With regard to the right hon. Gentleman's question about the burden on us I will, of course, give an undertaking, because it is part of the normal procedure. In the annual review of the N.A.T.O. Powers, of which, if this goes through, Germany will now be one, we shall try to get the best equitable adjustment of the burden between the now 15 Powers who will be carrying this joint responsibility.
§ Mr. NicholsonThe Minister, understandably, has concentrated mainly on the balance of payments question, but what puzzles me is the extra cost to the Exchequer which falls on the British taxpayer. I am not pressing for an immediate answer, but can my right hon. Friend tell the House when he thinks he will be able to give a more specific answer?
§ Mr. MacmillanI will try to answer again as I have already done. The cost falls, not as a result of these agreements in particular, and certainly not as a result of the commitment to keep Forces in Western Europe, but as a result of some part of our military expenditure having been paid by our past enemies, and which we cannot expect them to go on paying indefinitely. What the cost amounts to is extremely difficult to disentangle, because of the method by which these payments were made.
§ Mr. StracheyFrom his last but one answer does the right hon. Gentleman now agree that whether the extra charge turns out to be £75 million or £100 million, it will fall on the British Exchequer as against the present position—it is a net addition to our own budgetary payments as well as a net addition to our balance of payments?
§ Mr. MacmillanThere will be over a year's delay before it happens. As I said at the end of my statement, we shall have to have regard to this consideration in fixing the total budgetary expenditure.

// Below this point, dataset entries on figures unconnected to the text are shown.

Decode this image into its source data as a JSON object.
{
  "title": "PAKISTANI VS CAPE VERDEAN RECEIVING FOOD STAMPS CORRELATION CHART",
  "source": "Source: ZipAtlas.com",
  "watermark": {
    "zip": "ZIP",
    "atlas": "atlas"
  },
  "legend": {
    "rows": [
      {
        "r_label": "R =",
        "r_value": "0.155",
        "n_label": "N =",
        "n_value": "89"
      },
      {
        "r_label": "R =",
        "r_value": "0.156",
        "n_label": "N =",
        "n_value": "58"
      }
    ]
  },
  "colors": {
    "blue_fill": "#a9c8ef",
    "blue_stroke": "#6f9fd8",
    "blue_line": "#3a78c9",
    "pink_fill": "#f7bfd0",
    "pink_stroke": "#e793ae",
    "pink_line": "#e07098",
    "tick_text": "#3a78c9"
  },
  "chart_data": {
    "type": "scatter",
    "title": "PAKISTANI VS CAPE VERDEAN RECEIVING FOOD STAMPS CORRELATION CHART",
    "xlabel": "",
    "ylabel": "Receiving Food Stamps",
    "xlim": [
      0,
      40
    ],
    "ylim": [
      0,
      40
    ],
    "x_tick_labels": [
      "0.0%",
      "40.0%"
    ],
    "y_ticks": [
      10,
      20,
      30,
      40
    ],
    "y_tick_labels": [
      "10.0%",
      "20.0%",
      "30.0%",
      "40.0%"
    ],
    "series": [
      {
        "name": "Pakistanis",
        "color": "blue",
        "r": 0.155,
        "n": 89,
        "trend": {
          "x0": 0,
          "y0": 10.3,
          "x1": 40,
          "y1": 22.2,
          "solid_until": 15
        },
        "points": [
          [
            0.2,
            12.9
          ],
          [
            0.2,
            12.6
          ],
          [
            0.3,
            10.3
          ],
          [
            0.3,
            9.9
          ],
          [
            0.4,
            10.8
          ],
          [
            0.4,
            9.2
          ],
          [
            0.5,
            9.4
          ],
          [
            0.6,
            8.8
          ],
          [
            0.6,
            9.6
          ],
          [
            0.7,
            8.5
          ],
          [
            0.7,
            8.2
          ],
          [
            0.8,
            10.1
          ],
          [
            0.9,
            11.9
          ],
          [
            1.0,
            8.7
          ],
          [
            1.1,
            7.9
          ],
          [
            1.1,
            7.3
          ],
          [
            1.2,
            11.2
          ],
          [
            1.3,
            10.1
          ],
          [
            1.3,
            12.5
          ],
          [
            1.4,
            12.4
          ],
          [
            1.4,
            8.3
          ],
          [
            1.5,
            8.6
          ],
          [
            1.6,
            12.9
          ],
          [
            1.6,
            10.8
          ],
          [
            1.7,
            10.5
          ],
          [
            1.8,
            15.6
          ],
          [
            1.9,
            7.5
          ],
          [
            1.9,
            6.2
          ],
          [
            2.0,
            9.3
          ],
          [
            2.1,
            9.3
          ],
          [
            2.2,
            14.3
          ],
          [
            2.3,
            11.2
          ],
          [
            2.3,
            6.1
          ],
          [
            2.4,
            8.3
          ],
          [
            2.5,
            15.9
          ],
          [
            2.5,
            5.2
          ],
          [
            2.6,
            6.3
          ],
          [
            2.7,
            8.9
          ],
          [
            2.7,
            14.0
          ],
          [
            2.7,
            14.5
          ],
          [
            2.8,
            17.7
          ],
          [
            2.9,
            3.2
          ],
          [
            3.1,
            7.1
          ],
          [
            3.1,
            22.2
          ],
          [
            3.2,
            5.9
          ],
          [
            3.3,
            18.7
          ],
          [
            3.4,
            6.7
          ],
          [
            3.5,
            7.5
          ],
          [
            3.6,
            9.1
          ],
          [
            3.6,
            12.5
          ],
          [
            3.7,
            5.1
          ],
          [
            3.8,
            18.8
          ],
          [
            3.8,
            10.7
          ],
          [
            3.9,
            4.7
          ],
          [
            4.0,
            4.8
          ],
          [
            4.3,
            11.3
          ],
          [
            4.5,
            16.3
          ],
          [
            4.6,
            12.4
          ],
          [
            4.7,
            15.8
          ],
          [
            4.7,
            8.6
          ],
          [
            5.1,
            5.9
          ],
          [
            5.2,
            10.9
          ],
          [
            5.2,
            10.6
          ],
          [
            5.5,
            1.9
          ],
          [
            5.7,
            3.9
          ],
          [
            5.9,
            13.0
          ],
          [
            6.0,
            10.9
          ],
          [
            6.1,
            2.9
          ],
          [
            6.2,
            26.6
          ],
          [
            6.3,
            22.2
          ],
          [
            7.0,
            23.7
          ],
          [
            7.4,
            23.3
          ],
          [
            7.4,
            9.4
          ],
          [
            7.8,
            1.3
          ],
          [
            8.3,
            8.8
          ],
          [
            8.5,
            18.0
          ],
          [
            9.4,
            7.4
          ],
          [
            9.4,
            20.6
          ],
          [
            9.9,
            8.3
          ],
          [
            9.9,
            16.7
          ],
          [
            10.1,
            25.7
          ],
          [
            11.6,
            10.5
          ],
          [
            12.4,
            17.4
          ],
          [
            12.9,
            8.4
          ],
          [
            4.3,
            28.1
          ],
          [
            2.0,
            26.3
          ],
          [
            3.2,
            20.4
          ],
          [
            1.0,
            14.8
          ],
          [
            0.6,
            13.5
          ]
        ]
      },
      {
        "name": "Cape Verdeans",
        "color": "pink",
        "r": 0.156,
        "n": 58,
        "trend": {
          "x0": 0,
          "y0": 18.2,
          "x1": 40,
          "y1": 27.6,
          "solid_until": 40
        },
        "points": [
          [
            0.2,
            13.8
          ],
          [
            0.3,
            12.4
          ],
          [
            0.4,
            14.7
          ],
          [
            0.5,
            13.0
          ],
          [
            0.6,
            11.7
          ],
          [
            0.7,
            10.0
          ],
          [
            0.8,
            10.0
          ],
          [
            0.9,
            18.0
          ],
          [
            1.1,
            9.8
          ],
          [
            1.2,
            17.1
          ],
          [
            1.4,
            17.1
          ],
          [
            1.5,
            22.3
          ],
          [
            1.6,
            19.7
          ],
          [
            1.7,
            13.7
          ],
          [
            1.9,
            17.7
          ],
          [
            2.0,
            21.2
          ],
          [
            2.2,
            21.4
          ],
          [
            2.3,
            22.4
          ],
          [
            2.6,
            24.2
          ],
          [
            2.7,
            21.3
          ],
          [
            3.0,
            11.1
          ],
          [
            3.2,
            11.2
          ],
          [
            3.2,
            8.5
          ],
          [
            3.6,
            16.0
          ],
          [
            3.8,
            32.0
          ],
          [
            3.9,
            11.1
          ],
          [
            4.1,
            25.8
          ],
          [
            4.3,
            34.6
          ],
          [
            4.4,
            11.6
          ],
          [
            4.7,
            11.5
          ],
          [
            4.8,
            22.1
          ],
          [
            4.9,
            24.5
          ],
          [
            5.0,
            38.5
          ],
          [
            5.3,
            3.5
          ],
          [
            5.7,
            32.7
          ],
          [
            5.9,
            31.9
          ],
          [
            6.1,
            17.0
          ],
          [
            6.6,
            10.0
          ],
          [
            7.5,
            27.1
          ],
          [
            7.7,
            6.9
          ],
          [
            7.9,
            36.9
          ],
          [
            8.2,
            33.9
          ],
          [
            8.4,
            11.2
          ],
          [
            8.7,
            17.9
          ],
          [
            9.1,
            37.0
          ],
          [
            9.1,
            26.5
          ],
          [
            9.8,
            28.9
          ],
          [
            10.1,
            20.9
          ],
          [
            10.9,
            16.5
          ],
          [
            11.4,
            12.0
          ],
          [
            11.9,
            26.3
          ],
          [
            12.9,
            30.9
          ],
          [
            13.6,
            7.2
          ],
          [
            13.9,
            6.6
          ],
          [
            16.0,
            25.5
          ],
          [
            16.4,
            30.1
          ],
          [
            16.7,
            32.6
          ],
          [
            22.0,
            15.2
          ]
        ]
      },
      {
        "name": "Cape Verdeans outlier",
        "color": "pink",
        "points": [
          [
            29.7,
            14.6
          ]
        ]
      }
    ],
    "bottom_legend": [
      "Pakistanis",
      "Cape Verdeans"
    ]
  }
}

§ Mr. WyattCould we not have a little more precision? The Minister has said that the total increase will not be very large. He then indicated that it will be £150 million a year, which is very large. Could he, therefore, say whether he expects the total eventual additional cost to be under £100 million or over? Could he further say whether the final increased figure is still subject to negotiation with the Germans themselves?
§ Mr. MacmillanThe hon. Member—I am sure unintentionally—misrepresented what I said. I said that the difference between the cost of the troops stationed and paid for in this country and their cost abroad was not very large—merely the cost of their travelling to and fro. With regard to the £150 million, I explained that a very large part of that was on capital account—perhaps nearly half in recent years. With regard to the rest of his question, since the whole of the period up to ratification is settled, the period for the year after that is settled, and the period for which German support will be given after the 18 months—or 14 months—is still subject to negotiation, it will, perhaps, explain my difficulty in making precise estimates, because an estimate would depend on the character of that negotiation.
§ Mr. WadeCan the right hon. Gentleman give the House any comparison between the cost of the financial obligations to which he refers and the cost of the commitments into which this country had agreed to enter in the event of E.D.C. being ratified?
§ Mr. MacmillanIn the much narrower sphere of expenditure, I would say that there is no substantial difference in cost. The great difference was the moral effect of the commitment and the entry of Britain into Europe for the first time on this new and solid basis.
§ Mr. GaitskellDoes the right hon. Gentleman realise that we all understand that the main additional cost falling upon us is the result of the end of the occupation? That is perfectly clear. In view of the confusion which surrounds the subject, will the right hon. Gentleman put into the White Paper as much information as he possibly can, both about the past and the future in this matter?
§ Mr. MacmillanI will willingly do so, because it will perhaps make it easier for these questions to be answered.
Miss WardWhat puzzles me is why, with the exception of the former Chancellor of the Exchequer, hon. Members opposite do not know the basic facts when they negotiated the original terms.